JCCSF celebrates Latin Jewry with art, food, dance and more
The Lerner Moguilevsky Duo
There are currently fewer than 1,500 Jews living in Cuba, with just four functioning synagogues among them.
But it wasn’t always this way: After the 1959 Cuban revolution, more than 90 percent of the country’s 15,000 Jews fled.
Yet what the community lacks in numbers today, it makes up for in steady growth in Cuban cities such as Havana and Santa Clara, says Ariel Goldstein, travel manager for the JCC of San Francisco.
Recently returned from his second JCC-sponsored mission to the communist country, Goldstein will discuss his journey and present his personal slides during “The Cuba You Don’t Know” lecture at the JCCSF at 12:30 p.m. Dec. 7.
The lecture is part of El Camino Judio, a series on Jewish Latin culture currently taking place at the JCCSF.
A panel of JCC directors, including Lectures and Literature Director Barbara Lane, chose the subject of this year’s cross-departmental series.
“Many of us were interested in Latin culture in a Jewish context and the history of the Sephardic Jews,” Lane explains. “It is such a rich, vibrant culture — from art to cuisine to music to travel.”
The El Camino Judio name literally translates to “The Jewish Way,” with “El Camino” usually indicating a roadway or street.
Lane says she sees the series title in a broader sense: “We saw it as the Jewish way in the Latino world, thinking of how Jews live, spread out across that world.”
The series, which began in early October and lasts through mid-February, has already included art exhibits, lectures and Latin cooking courses.
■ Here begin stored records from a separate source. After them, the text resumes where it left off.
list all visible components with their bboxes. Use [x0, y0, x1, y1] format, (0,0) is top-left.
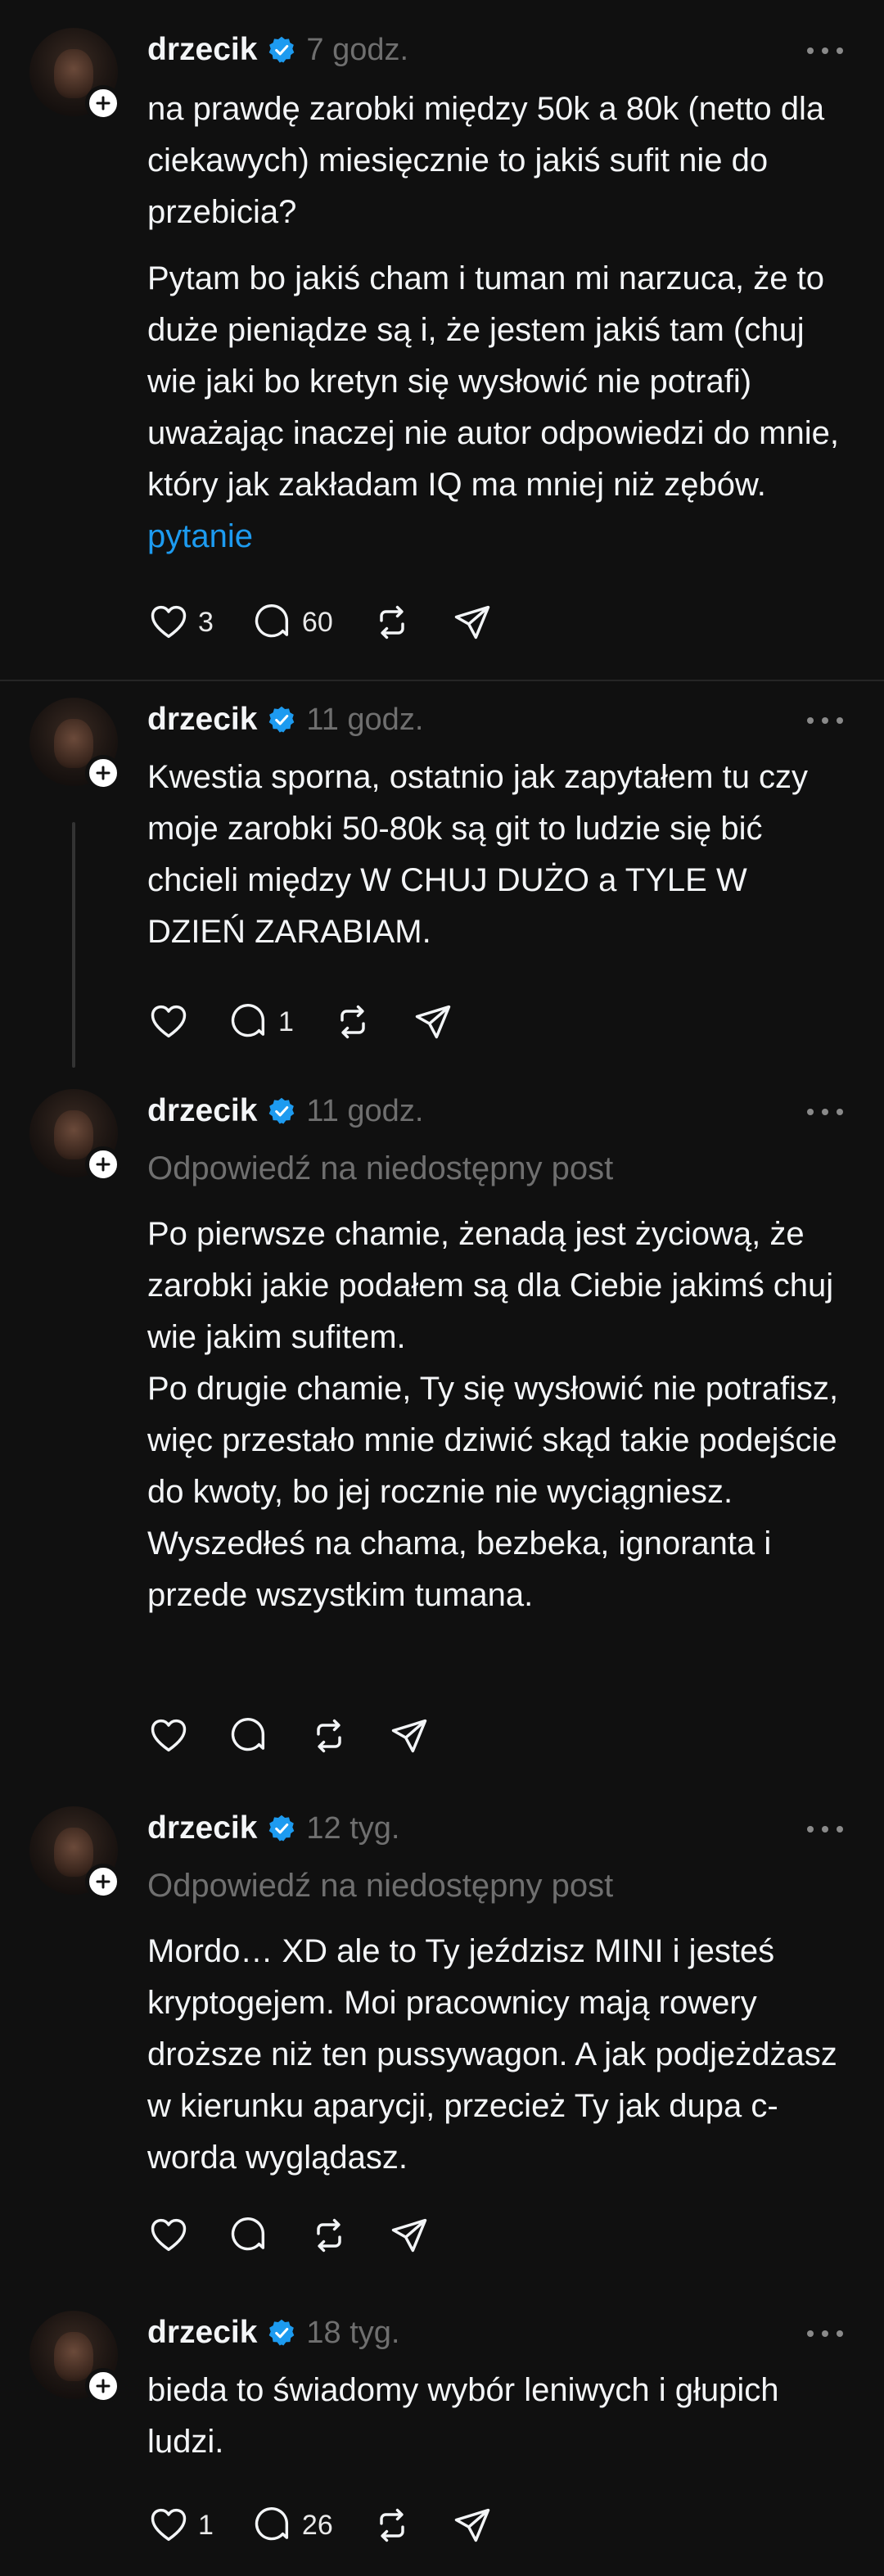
post-time[interactable]: 11 godz. [306, 703, 423, 738]
post-text: bieda to świadomy wybór leniwych i głupi… [147, 2372, 779, 2460]
follow-plus-icon[interactable] [85, 2368, 121, 2404]
share-button[interactable] [412, 1001, 454, 1043]
post-time[interactable]: 7 godz. [306, 33, 408, 68]
comment-icon [228, 1001, 270, 1043]
post: drzecik 12 tyg. Odpowiedź na niedostępny… [0, 1790, 884, 2289]
heart-icon [147, 601, 190, 644]
heart-icon [147, 1001, 190, 1043]
reply-count: 60 [301, 606, 333, 638]
post-text: Mordo… XD ale to Ty jeździsz MINI i jest… [147, 1933, 837, 2176]
follow-plus-icon[interactable] [85, 1864, 121, 1900]
reply-button[interactable]: 26 [251, 2504, 333, 2547]
verified-icon [267, 35, 296, 65]
reply-button[interactable]: 1 [228, 1001, 294, 1043]
follow-plus-icon[interactable] [85, 755, 121, 791]
like-button[interactable]: 3 [147, 601, 214, 644]
share-button[interactable] [388, 1715, 431, 1757]
post-text: Kwestia sporna, ostatnio jak zapytałem t… [147, 759, 809, 950]
follow-plus-icon[interactable] [85, 85, 121, 121]
post: drzecik 11 godz. Odpowiedź na niedostępn… [0, 1073, 884, 1777]
follow-plus-icon[interactable] [85, 1146, 121, 1182]
repost-icon [332, 1001, 374, 1043]
post-time[interactable]: 12 tyg. [306, 1811, 399, 1846]
topic-tag-link[interactable]: pytanie [147, 518, 253, 554]
reply-button[interactable] [228, 1715, 270, 1757]
username[interactable]: drzecik [147, 702, 257, 738]
more-icon[interactable] [804, 712, 846, 729]
repost-icon [308, 2214, 350, 2257]
post-time[interactable]: 11 godz. [306, 1094, 423, 1129]
reply-button[interactable]: 60 [251, 601, 333, 644]
reply-count: 1 [278, 1006, 294, 1037]
reply-count: 26 [301, 2509, 333, 2541]
like-button[interactable]: 1 [147, 2504, 214, 2547]
username[interactable]: drzecik [147, 2315, 257, 2351]
share-button[interactable] [388, 2214, 431, 2257]
comment-icon [228, 1715, 270, 1757]
post: drzecik 7 godz. na prawdę zarobki między… [0, 0, 884, 680]
share-button[interactable] [451, 601, 494, 644]
username[interactable]: drzecik [147, 1093, 257, 1129]
more-icon[interactable] [804, 1104, 846, 1120]
comment-icon [251, 2504, 294, 2547]
like-button[interactable] [147, 1001, 190, 1043]
like-button[interactable] [147, 2214, 190, 2257]
username[interactable]: drzecik [147, 1810, 257, 1846]
reply-note[interactable]: Odpowiedź na niedostępny post [147, 1143, 851, 1195]
more-icon[interactable] [804, 2325, 846, 2342]
verified-icon [267, 1814, 296, 1843]
username[interactable]: drzecik [147, 32, 257, 68]
post-text: Po pierwsze chamie, żenadą jest życiową,… [147, 1216, 839, 1613]
verified-icon [267, 2318, 296, 2348]
post-text: na prawdę zarobki między 50k a 80k (nett… [147, 84, 851, 563]
heart-icon [147, 2214, 190, 2257]
like-count: 1 [198, 2509, 214, 2541]
repost-icon [371, 601, 413, 644]
post-time[interactable]: 18 tyg. [306, 2316, 399, 2351]
share-button[interactable] [451, 2504, 494, 2547]
post-paragraph: Pytam bo jakiś cham i tuman mi narzuca, … [147, 260, 839, 554]
repost-button[interactable] [308, 1715, 350, 1757]
verified-icon [267, 1096, 296, 1126]
like-button[interactable] [147, 1715, 190, 1757]
reply-button[interactable] [228, 2214, 270, 2257]
post: drzecik 11 godz. Kwestia sporna, ostatni… [0, 681, 884, 1073]
share-icon [451, 2504, 494, 2547]
thread-line [72, 822, 75, 1068]
share-icon [388, 2214, 431, 2257]
comment-icon [228, 2214, 270, 2257]
repost-button[interactable] [332, 1001, 374, 1043]
reply-note[interactable]: Odpowiedź na niedostępny post [147, 1860, 851, 1912]
post: drzecik 18 tyg. bieda to świadomy wybór … [0, 2294, 884, 2576]
post-paragraph: na prawdę zarobki między 50k a 80k (nett… [147, 91, 825, 230]
more-icon[interactable] [804, 1821, 846, 1837]
repost-button[interactable] [371, 601, 413, 644]
repost-button[interactable] [308, 2214, 350, 2257]
share-icon [388, 1715, 431, 1757]
like-count: 3 [198, 606, 214, 638]
verified-icon [267, 705, 296, 734]
heart-icon [147, 1715, 190, 1757]
share-icon [451, 601, 494, 644]
repost-button[interactable] [371, 2504, 413, 2547]
more-icon[interactable] [804, 43, 846, 59]
heart-icon [147, 2504, 190, 2547]
comment-icon [251, 601, 294, 644]
share-icon [412, 1001, 454, 1043]
repost-icon [308, 1715, 350, 1757]
repost-icon [371, 2504, 413, 2547]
Though there is plenty more to come.
Edith Freeman, a docent at the Fine Arts Museums of San Francisco, will give a free lecture on “Soccer, Sweets and Salsa” at 1:15 p.m. Wednesday, Nov. 11. The lecture, which also is part of the JCCSF’s monthly Fine Arts Lectures program, will include example of inventions the people of the pre-Columbia Americas contributed to the modern world — bouncy balls, roasted potatoes and hot chocolate, among others.
The JCC also will play host to a bevy of Latin music groups such as Buenos Aires–flavored klezmer musicians the Lerner Mogouilevsky Duo at 8 p.m. Nov. 14, Latin-inspired world music group the Carmen Milagro Band at 12:30 p.m. Dec. 11 and orchestra Tango No. 9 during the “Chanukah in Argentina” holiday dinner at 6:30 p.m. Dec. 16.
During the Chanukah event there will be dance instructors on hand to assist attendees interested in learning Latin moves.
There will be two films screened as part of the El Camino Judio series — “My Mexican Shivah” at 12:30 Nov. 13 and “Novia Que Te Vea” at 12:30 Dec. 4. Both events are free to attend.
The last event of the series is a JCCSF-planned group trip to Argentina, Uruguay and Brazil in February. The young adult trip is already at capacity — something that typically happens pretty quickly when the JCC books trips to Latin America, says Goldstein.
Though the next trip is full, interested parties can learn more about the JCC’s Latin-Jewish missions by attending Goldstein’s Cuba lecture, and perhaps signing on to attend a future trip (he is working on another Cuba trip for May 2010).
Goldstein, who was born in Uruguay, says that people will be surprised to see how many Jews there are in Latin American countries, and how much they appreciate help from the American Jewish community. The JCC has a license to run trips to Cuba to assist those in need by bringing medical supplies, children’s toys and religious materials such as prayer books in Hebrew and Spanish.
“There has been a revival of sort in the past 20 years in the Cuban-Jewish community,” Goldstein says, “with the help of missions by synagogues and JCCs like ours.”